CACs or “CAC lite” cards can cost more than $100 per card per year of their total life cycle. Cost issues prevent them from being issued to everyone, but a solution to letting people securely get into the systems they need has to be found.
Capt. Joseph A. Grace Jr., USN (Ret.), president and chief executive officer of Grace and Associates LLC and a former chief information officer for Navy Medicine, offers one solution in a recent SIGNAL online post.
For those systems without CAC access—which is many of our networks—to feign security, we have implemented processes that are beyond unreasonable and force members to change their 14-character password every 30 to 60 days. Requests for password changes often occur more frequently than the actual process of accessing the website, which means that the password expires and has to be reset every time. Passwords have so many restrictions that it is no wonder people write them down for that easy access. One site reported that 80 percent of its technical support calls were for password resets, which is a significant use of resources.
To access pay records, TRICARE online, Army Knowledge Online or a host of other sites, one must have a CAC or have presented him/herself in person at a PSD, a military treatment facility or some other government location of a person’s inconvenient choosing. However, with budget cuts and base consolidations, many people are not near one of those facilities and yet still need access.
We now have policies across government that use a commercial best practice allowing for National Institute of Standards and Technology (NIST) level-three remote authentication and identity proofing using approved technologies and systems without a CAC. In some cases, the technology already has been purchased, so why is it not being used? It has been stated that no use case or business owner has requested the implementation. If customer service and taking care of the military family and our veterans is really important, I cannot imagine a better use case or requirement. Why do we make it so difficult for people to access the very sites that are supposed to make their lives easier? It just does not make sense.

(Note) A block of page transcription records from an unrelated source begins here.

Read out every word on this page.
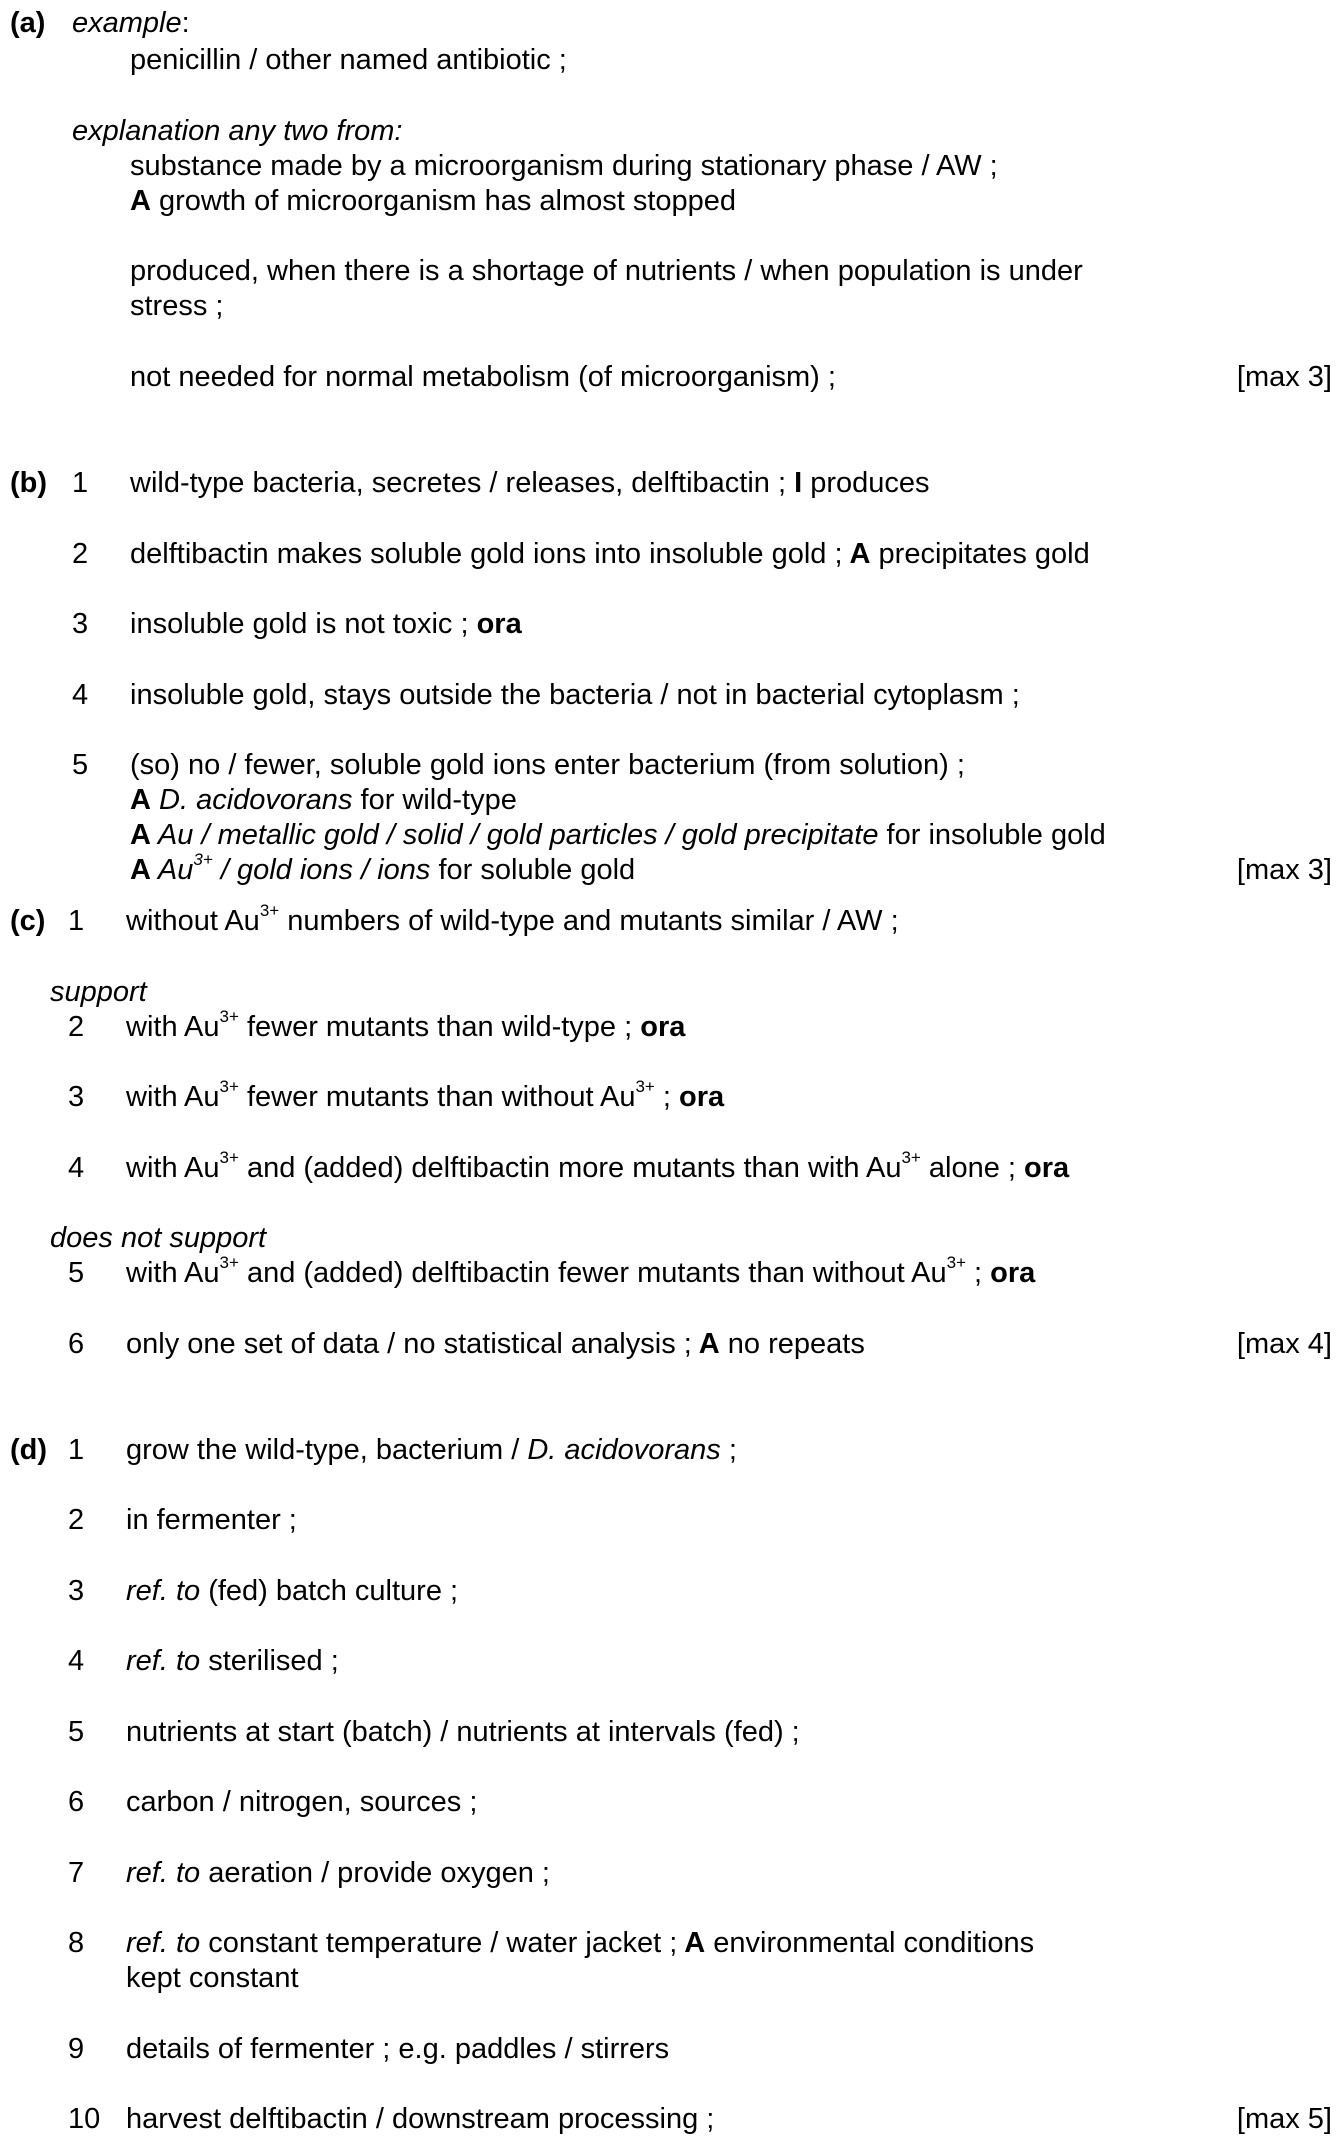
(a) example:
penicillin / other named antibiotic ;
explanation any two from:
substance made by a microorganism during stationary phase / AW ;
A growth of microorganism has almost stopped
produced, when there is a shortage of nutrients / when population is under
stress ;
not needed for normal metabolism (of microorganism) ;	[max 3]
(b) 1 wild-type bacteria, secretes / releases, delftibactin ; I produces
2 delftibactin makes soluble gold ions into insoluble gold ; A precipitates gold
3 insoluble gold is not toxic ; ora
4 insoluble gold, stays outside the bacteria / not in bacterial cytoplasm ;
5 (so) no / fewer, soluble gold ions enter bacterium (from solution) ;
A D. acidovorans for wild-type
A Au / metallic gold / solid / gold particles / gold precipitate for insoluble gold
A $Au^{3+}$ / gold ions / ions for soluble gold	[max 3]
(c) 1 without $Au^{3+}$ numbers of wild-type and mutants similar / AW ;
support
2 with $Au^{3+}$ fewer mutants than wild-type ; ora
3 with $Au^{3+}$ fewer mutants than without $Au^{3+}$ ; ora
4 with $Au^{3+}$ and (added) delftibactin more mutants than with $Au^{3+}$ alone ; ora
does not support
5 with $Au^{3+}$ and (added) delftibactin fewer mutants than without $Au^{3+}$ ; ora
6 only one set of data / no statistical analysis ; A no repeats	[max 4]
(d) 1 grow the wild-type, bacterium / D. acidovorans ;
2 in fermenter ;
3 ref. to (fed) batch culture ;
4 ref. to sterilised ;
5 nutrients at start (batch) / nutrients at intervals (fed) ;
6 carbon / nitrogen, sources ;
7 ref. to aeration / provide oxygen ;
8 ref. to constant temperature / water jacket ; A environmental conditions
kept constant
9 details of fermenter ; e.g. paddles / stirrers
10 harvest delftibactin / downstream processing ;	[max 5]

Realizing that strict standards were required, NIST issued a special publication that describes the requirements (NIST SP 800-63 for Level 3) for this type of remote identity proofing. The Defense Information Systems Agency (DISA) access control Security Technology Implementation Guide (STIG) provides examples of how a solution, similar to that provided by companies such as Equifax’s Anakam Identity Services, can leverages a combination of something you know—a high-entropy password—with something you have—a one-time password device—to enable access to for official use only (FOUO) information, personally identifiable information and electronic protected health information (ePHI) as contemplated under the Health Insurance Portability and Accountability Act (HIPAA) that conforms to MAC III and II. The Department of Health and Human Services’ Centers for Medicare and Medicaid Services (CMS) and DISA have issued policy statements and managed successful pilots of this technology, and the Department of Veterans Affairs purchased this technology three years ago to allow for this exact process, but to date it has not executed this capability.